I am doing all of this in R.

Best Answer

It was recommended I start with linear stepwise regression and "play around" with models until I find a good fit. So I just chose a few (non-correclated) predictor variables that made the most scientific sense, wrote a simple linear model, stepwise kicked almost everything out, and that was that, one variable explained everything.

I think this is the recipe for overfitting. If you are after a predictive model and apply this methodology, you will end up with the variable(s) that explains your training set very well, however this set of variables is NOT guaranteed to perform well on any other data, such as an independent test set that is not used for training. Also, If you try to select variables based on their performances on both training and validation set, you will end up overfitting to both sets.
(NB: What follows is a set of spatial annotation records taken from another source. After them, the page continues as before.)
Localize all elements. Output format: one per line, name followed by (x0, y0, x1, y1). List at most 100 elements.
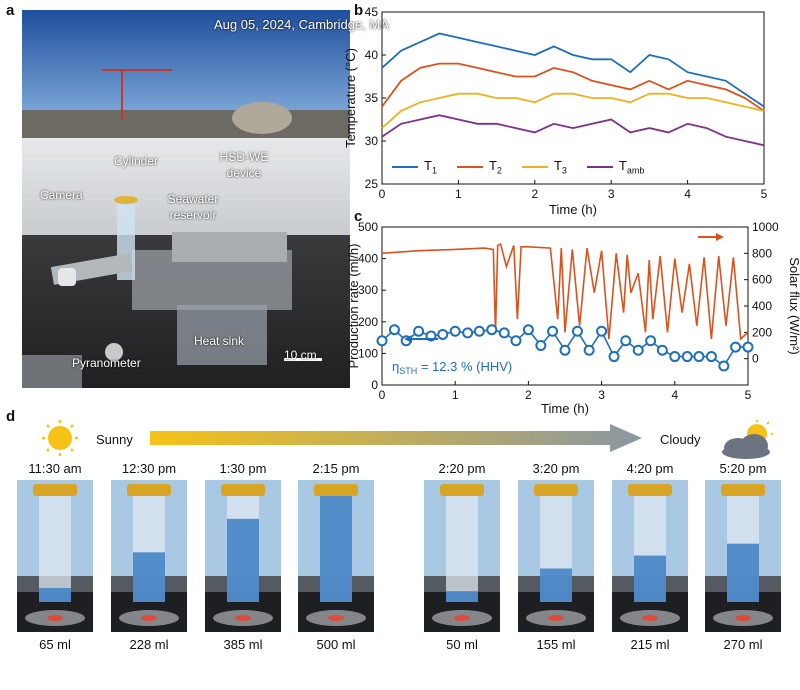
volume-label: 50 ml (446, 637, 478, 652)
sun-icon (42, 420, 78, 456)
y2-tick-label-c: 200 (752, 325, 772, 339)
cylinder-photo (17, 480, 93, 632)
y-axis-label-c: Production rate (ml/h) (346, 244, 361, 369)
cylinder-photo (205, 480, 281, 632)
production-point (632, 344, 644, 356)
y-tick-label-c: 400 (358, 252, 378, 266)
time-label: 4:20 pm (626, 461, 674, 476)
production-point (462, 327, 474, 339)
legend-item-T2: T2 (456, 158, 502, 176)
y2-tick-label-c: 800 (752, 246, 772, 260)
production-point (656, 344, 668, 356)
cylinder-photo (705, 480, 781, 632)
volume-label: 155 ml (536, 637, 576, 652)
volume-label: 228 ml (129, 637, 169, 652)
y2-tick-label-c: 600 (752, 273, 772, 287)
production-point (437, 328, 449, 340)
production-point (376, 335, 388, 347)
legend-item-Tamb: Tamb (586, 158, 645, 176)
production-point (510, 335, 522, 347)
legend-label: Tamb (618, 158, 645, 176)
x-tick-label-b: 2 (531, 187, 538, 201)
x-tick-label-c: 4 (671, 388, 678, 402)
production-point (583, 344, 595, 356)
production-point (547, 325, 559, 337)
weather-bar (42, 420, 773, 459)
arrow-right-head (716, 233, 724, 241)
panel-label-c: c (354, 208, 363, 225)
production-point (693, 351, 705, 363)
series-line-Tamb (381, 114, 765, 147)
volume-label: 215 ml (630, 637, 670, 652)
label-sunny: Sunny (96, 432, 133, 447)
label-scale-bar: 10 cm (284, 348, 317, 362)
cloudy-sun-icon (722, 420, 773, 459)
legend-label: T2 (488, 158, 502, 176)
volume-label: 270 ml (723, 637, 763, 652)
x-tick-label-b: 3 (608, 187, 615, 201)
y2-axis-label-c: Solar flux (W/m²) (787, 257, 800, 355)
y-tick-label-b: 40 (365, 48, 379, 62)
series-line-T3 (381, 92, 765, 129)
time-label: 12:30 pm (121, 461, 177, 476)
x-axis-label-c: Time (h) (541, 401, 589, 416)
legend-b: T1 T2 T3 Tamb (392, 158, 644, 176)
legend-swatch (456, 165, 483, 168)
y-tick-label-c: 300 (358, 283, 378, 297)
label-hsd-we-line2: device (226, 166, 262, 180)
time-label: 11:30 am (28, 461, 82, 476)
cylinder-photo (424, 480, 500, 632)
y2-tick-label-c: 0 (752, 352, 759, 366)
x-tick-label-c: 0 (379, 388, 386, 402)
experiment-setup-photo (22, 10, 350, 388)
y-tick-label-b: 30 (365, 134, 379, 148)
y2-tick-label-c: 400 (752, 299, 772, 313)
production-point (473, 325, 485, 337)
series-line-solar-flux (381, 242, 749, 341)
production-point (705, 351, 717, 363)
label-seawater-line1: Seawater (167, 192, 219, 206)
cylinder-photo (518, 480, 594, 632)
x-axis-label-b: Time (h) (549, 202, 597, 217)
x-tick-label-c: 2 (525, 388, 532, 402)
series-line-T1 (381, 32, 765, 108)
x-tick-label-b: 4 (684, 187, 691, 201)
production-point (535, 340, 547, 351)
volume-label: 65 ml (39, 637, 71, 652)
time-label: 3:20 pm (532, 461, 580, 476)
production-point (571, 325, 583, 337)
y-tick-label-c: 0 (371, 378, 378, 392)
cylinder-photo (111, 480, 187, 632)
production-point (449, 325, 461, 337)
series-line-T2 (381, 62, 765, 112)
production-point (718, 360, 730, 372)
panel-label-d: d (6, 408, 16, 425)
panel-label-b: b (354, 2, 364, 19)
x-tick-label-c: 5 (745, 388, 752, 402)
production-point (742, 341, 754, 353)
volume-label: 500 ml (316, 637, 356, 652)
time-label: 5:20 pm (719, 461, 767, 476)
y-tick-label-b: 35 (365, 91, 379, 105)
label-seawater-line2: reservoir (169, 208, 217, 222)
production-point (645, 335, 657, 347)
panel-label-a: a (6, 2, 15, 19)
label-cloudy: Cloudy (660, 432, 701, 447)
photo-date-location: Aug 05, 2024, Cambridge, MA (214, 17, 389, 32)
production-point (486, 324, 498, 336)
x-tick-label-b: 1 (455, 187, 462, 201)
x-tick-label-c: 3 (598, 388, 605, 402)
cylinder-photo (612, 480, 688, 632)
production-point (498, 327, 510, 339)
legend-swatch (586, 165, 613, 168)
production-point (413, 325, 425, 337)
label-hsd-we-line1: HSD-WE (219, 150, 269, 164)
label-heat-sink: Heat sink (194, 334, 245, 348)
y-tick-label-c: 200 (358, 315, 378, 329)
volume-label: 385 ml (223, 637, 263, 652)
production-point (608, 351, 620, 363)
legend-item-T1: T1 (392, 158, 437, 176)
production-point (388, 324, 400, 336)
y-tick-label-c: 500 (358, 220, 378, 234)
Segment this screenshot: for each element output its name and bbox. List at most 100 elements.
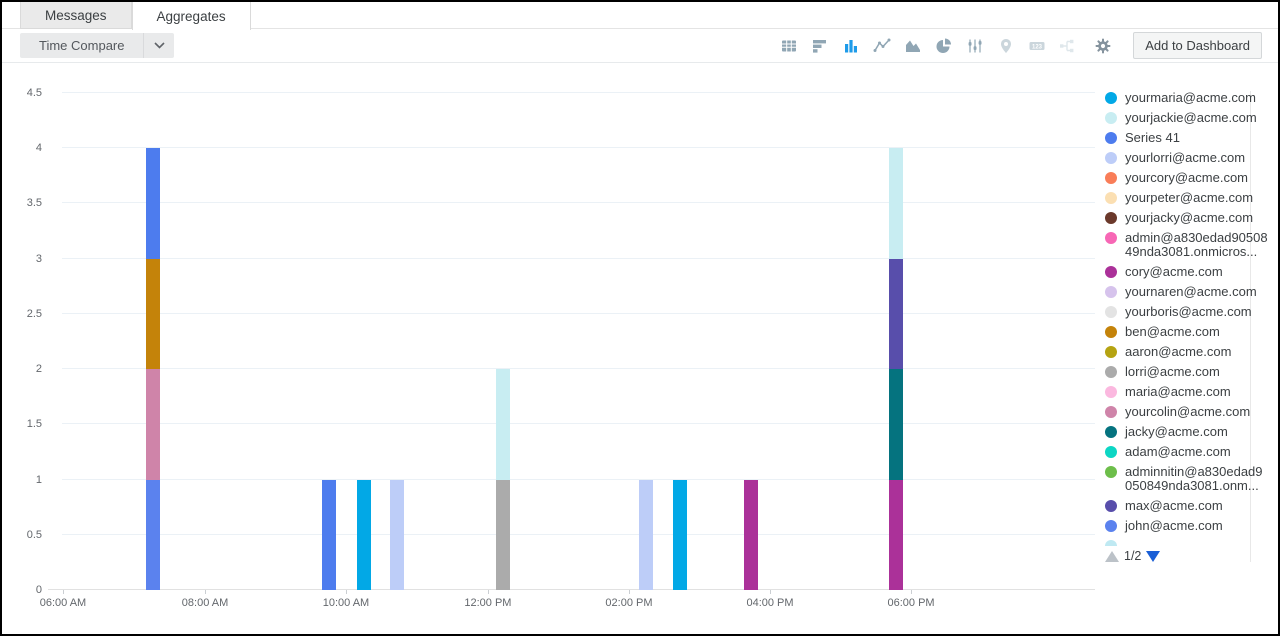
legend-item[interactable]: Series 41 [1105, 131, 1271, 145]
flow-icon [1060, 39, 1074, 52]
legend-label: john@acme.com [1125, 518, 1223, 533]
legend-item[interactable]: maria@acme.com [1105, 385, 1271, 399]
legend-dot [1105, 326, 1117, 338]
legend-item[interactable]: john@acme.com [1105, 519, 1271, 533]
line-chart-icon[interactable] [873, 37, 891, 55]
y-axis-labels: 0 0.5 1 1.5 2 2.5 3 3.5 4 4.5 [2, 87, 42, 596]
x-tick-label: 12:00 PM [464, 597, 512, 609]
legend-item[interactable]: yourjacky@acme.com [1105, 211, 1271, 225]
legend-label: yourpeter@acme.com [1125, 190, 1254, 205]
legend-item[interactable]: ben@acme.com [1105, 325, 1271, 339]
legend-label: jacky@acme.com [1125, 424, 1228, 439]
legend-item[interactable]: yourboris@acme.com [1105, 305, 1271, 319]
x-tick [628, 590, 630, 594]
bar-segment[interactable] [672, 479, 687, 590]
bar-segment[interactable] [888, 479, 903, 590]
legend-page-up-icon[interactable] [1105, 550, 1119, 562]
legend-dot [1105, 266, 1117, 278]
legend-item[interactable]: lorri@acme.com [1105, 365, 1271, 379]
legend-dot [1105, 286, 1117, 298]
legend-item[interactable]: yourcory@acme.com [1105, 171, 1271, 185]
tab-aggregates[interactable]: Aggregates [131, 2, 251, 30]
bar-segment[interactable] [639, 479, 654, 590]
legend-item[interactable]: yourjackie@acme.com [1105, 111, 1271, 125]
legend-label: ben@acme.com [1125, 324, 1220, 339]
legend-item[interactable]: yourmaria@acme.com [1105, 91, 1271, 105]
legend-item[interactable]: admin@a830edad9050849nda3081.onmicros... [1105, 231, 1271, 259]
legend-dot [1105, 306, 1117, 318]
sliders-icon[interactable] [966, 37, 984, 55]
legend-item[interactable]: max@acme.com [1105, 499, 1271, 513]
x-tick-label: 08:00 AM [181, 597, 229, 609]
legend-dot [1105, 212, 1117, 224]
bar-segment[interactable] [145, 479, 160, 590]
chevron-down-icon[interactable] [144, 42, 174, 49]
bar-segment[interactable] [496, 369, 510, 480]
tab-bar: Messages Aggregates [2, 2, 1278, 30]
legend-page-indicator: 1/2 [1124, 549, 1142, 563]
gridline [62, 533, 1095, 535]
area-chart-icon[interactable] [904, 37, 922, 55]
gridline [62, 312, 1095, 314]
legend-label: lorri@acme.com [1125, 364, 1220, 379]
legend-item[interactable]: adminnitin@a830edad9050849nda3081.onm... [1105, 465, 1271, 493]
legend-page-down-icon[interactable] [1146, 550, 1161, 562]
bar-segment[interactable] [321, 479, 336, 590]
legend-item[interactable]: aaron@acme.com [1105, 345, 1271, 359]
x-tick-label: 06:00 PM [887, 597, 935, 609]
y-tick-label: 2.5 [26, 307, 42, 320]
x-tick [62, 590, 64, 594]
legend-label: adminnitin@a830edad9050849nda3081.onm... [1125, 464, 1263, 493]
legend-dot [1105, 540, 1117, 546]
x-tick [345, 590, 347, 594]
bar-segment[interactable] [145, 148, 160, 259]
legend-item[interactable]: jacky@acme.com [1105, 425, 1271, 439]
legend-dot [1105, 366, 1117, 378]
legend-item[interactable]: yourlorri@acme.com [1105, 151, 1271, 165]
legend-label: cory@acme.com [1125, 264, 1223, 279]
add-to-dashboard-button[interactable]: Add to Dashboard [1133, 32, 1262, 59]
table-icon[interactable] [780, 37, 798, 55]
settings-gear-icon[interactable] [1094, 37, 1112, 55]
pie-chart-icon[interactable] [935, 37, 953, 55]
legend-item[interactable]: yourcolin@acme.com [1105, 405, 1271, 419]
legend-dot [1105, 172, 1117, 184]
bar-segment[interactable] [356, 479, 371, 590]
bar-segment[interactable] [888, 148, 903, 259]
gridline [62, 423, 1095, 425]
legend-dot [1105, 466, 1117, 478]
gridline [62, 257, 1095, 259]
gridline [62, 92, 1095, 93]
legend-dot [1105, 446, 1117, 458]
x-tick [205, 590, 207, 594]
horizontal-bar-chart-icon[interactable] [811, 37, 829, 55]
gridline [62, 202, 1095, 204]
bar-segment[interactable] [888, 258, 903, 370]
time-compare-button[interactable]: Time Compare [20, 33, 175, 58]
legend-item[interactable]: adam@acme.com [1105, 445, 1271, 459]
legend-item[interactable]: cory@acme.com [1105, 265, 1271, 279]
legend-dot [1105, 232, 1117, 244]
legend-item[interactable]: yournaren@acme.com [1105, 285, 1271, 299]
bar-segment[interactable] [496, 479, 510, 590]
plot-area: 06:00 AM 08:00 AM 10:00 AM 12:00 PM 02:00 PM… [40, 92, 1095, 609]
chart-type-toolbar: 123 [780, 32, 1262, 59]
y-tick-label: 4 [35, 142, 42, 155]
legend-dot [1105, 500, 1117, 512]
legend-dot [1105, 520, 1117, 532]
tab-messages[interactable]: Messages [20, 2, 132, 29]
bar-segment[interactable] [145, 369, 160, 480]
legend-dot [1105, 192, 1117, 204]
x-tick-label: 06:00 AM [39, 597, 87, 609]
number-123-icon: 123 [1029, 41, 1045, 50]
vertical-bar-chart-icon[interactable] [842, 37, 860, 55]
bar-segment[interactable] [888, 369, 903, 480]
bar-segment[interactable] [389, 479, 404, 590]
x-tick-label: 04:00 PM [746, 597, 794, 609]
x-tick [911, 590, 913, 594]
legend-item[interactable]: yourpeter@acme.com [1105, 191, 1271, 205]
bar-segment[interactable] [744, 479, 759, 590]
y-tick-label: 0.5 [26, 528, 42, 541]
x-tick-label: 02:00 PM [605, 597, 653, 609]
bar-segment[interactable] [145, 258, 160, 370]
If you scale your data(0 mean, and 1 std for each variable) and apply PLS to that data, the obtained beta vector which is the vector/matrix of coefficients for each variable is related with the contribution of corresponding variable. I think this logic can be applied to all regression models. PLS also have the advantage of avoiding over-fitting, if you choose the correct number of components with using RMSEP values obtained with LOOCV for each number of components(it is also called Latent Variables), for example. You can also compare VIP scores for each variable. Here is the article about it:

https://doi.org/10.1016/j.chemolab.2012.07.010

There are alternatives namely Ridge and LASSO; the former mainly aims to avoid overfitting where as the latter is used for variable selection, PLS can be specifically useful when some combination of the correlated variables may carry a meaning, that is usually reflected to number of components. All in all, I would avoid stepwise-regression and stick with one of these methods.